The Trump administration said it pulled all “nonessential” funding from Maine’s prison system because the state has permitted a transgender woman to live in a women’s prison.
U.S. Attorney General Pam Bondi made the announcement Tuesday morning during an appearance on “Fox and Friends.”
“We pulled all nonessential funding from the Department of Corrections in Maine because they were allowing a man in a women’s prison,” Bondi said.
The U.S. Department of Justice notified the Maine Department of Corrections by email Monday evening that it was terminating the awards but didn’t provide a reason why, according to an email provided by the Department of Corrections.
It wasn’t immediately clear how much funding is being cut, although a chyron on the “Fox and Friends” segment claimed the Department of Corrections was losing more than $1.5 million.
The corrections department said the awards were for three programs related to improving substance use treatment for adults in reentry, addressing the needs of incarcerated parents and their children, and probation innovations.
“The Department is evaluating the impacts to services from these funding terminations,” the Department of Corrections said in a statement. “While the Department is aware of related public statements by the United States Attorney General, the notice is the only communication that has been received by the Department.”
It’s unclear whether any other states are being similarly targeted as Maine.
The Trump administration has sought to house transgender women in men’s prisons and halt gender-affirming care. Federal judges have stymied those efforts.
The transgender woman in a Maine prison, 26-year-old Andrea Balcer, was convicted of a double murder in 2018 when she was six weeks shy of her 18th birthday. She stabbed her mother and father, Alice and Antonio Balcer, to death, as well as the family dog.
Balcer called 911 on Halloween in 2016 and told a dispatcher she “snapped.” She later told a psychologist that she didn’t believe her parents would accept her as a trans woman and that led to the slayings.
She pleaded guilty in September 2018 and was sentenced to 40 years in prison on Dec. 4, 2018.
The Maine Department of Corrections allows inmates to live as the gender with which they identify after receiving a gender dysphoria diagnosis and a team of medical personnel and other staff determine it’s in the inmate’s best interest. That policy was last updated in 2023.
It took Balcer four years to complete that process. She moved to the Maine Correctional Center in Windham in 2021.
Balcer won’t be eligible for release until July 7, 2051, at the earliest, according to the Maine Department of Corrections’ website.
“No longer. We will pull your funding. We will protect women in prison. We will protect women in sports. We will protect women throughout the country. No more of that,” Bondi told “Fox and Friends.”

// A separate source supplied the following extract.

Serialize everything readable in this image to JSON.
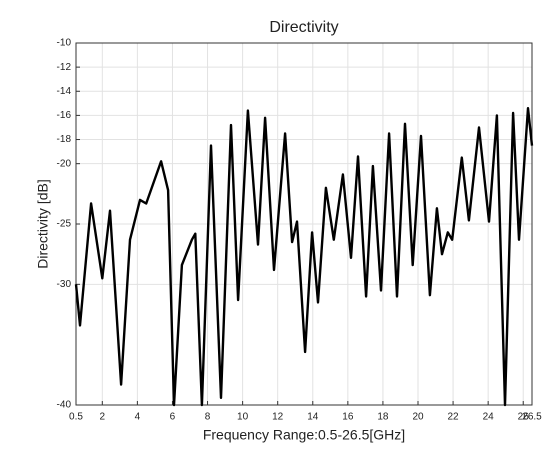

It’s the latest entry in the Trump administration’s pressure campaign to force Maine to change its policies toward transgender residents. While that has centered around transgender athletes and students, Tuesday’s announcement expands the scope of the administration’s fight with the state.
In February, President Donald Trump signed an executive order that seeks to keep transgender athletes out of girls’ and women’s sports. That had an immediate impact nationally, with the NCAA changing its policy in response.
Not long after that Trump singled out Maine during a Republican governors meeting in Washington. The next day Trump and Gov. Janet Mills crossed paths at an event at the White House. In a heated exchange, Trump pressed Mills on the state’s policy toward transgender athletes and the governor told the president that she would “see you in court.”
State law, specifically the Maine Human Rights Act, prohibits discrimination in education, employment, housing and more on the basis of race, color, sex, sexual orientation, gender identity, religion, disability, ancestry or national origin.
Since then, six federal agencies have been investigating Maine over its transgender policies, mostly centered around allegations of violations of the anti-discrimination law Title IX. Title IX is a federal law, passed in 1972, that guarantees equal opportunities to girls and women to compete in sports in any educational institution that receives federal funding.
There are just two transgender athletes participating in scholastic sports this school year.
The U.S. Department of Education launched a separate probe into its state counterpart over allegations that dozens of school districts are hiding students’ “gender plans” from parents in violation of the Family Educational Privacy Rights Act.
The Maine Department of Education faces a Friday deadline from its federal counterpart to indicate it is complying with Trump’s executive order and novel and untested interpretation of Title IX. If Maine misses that deadline, the state could face sanction or the case could be referred to the Justice Department.
The U.S. Department of Health and Human Services already has referred a Title IX case to the Justice Department, and Bondi has pledged to sue Maine over any alleged violations.
Maine Attorney General Aaron Frey this week filed a lawsuit to prevent the U.S. Department of Agriculture from freezing funds over alleged Title IX violations. Those funds support Maine programs to feed schoolchildren, children in day care and vulnerable adults.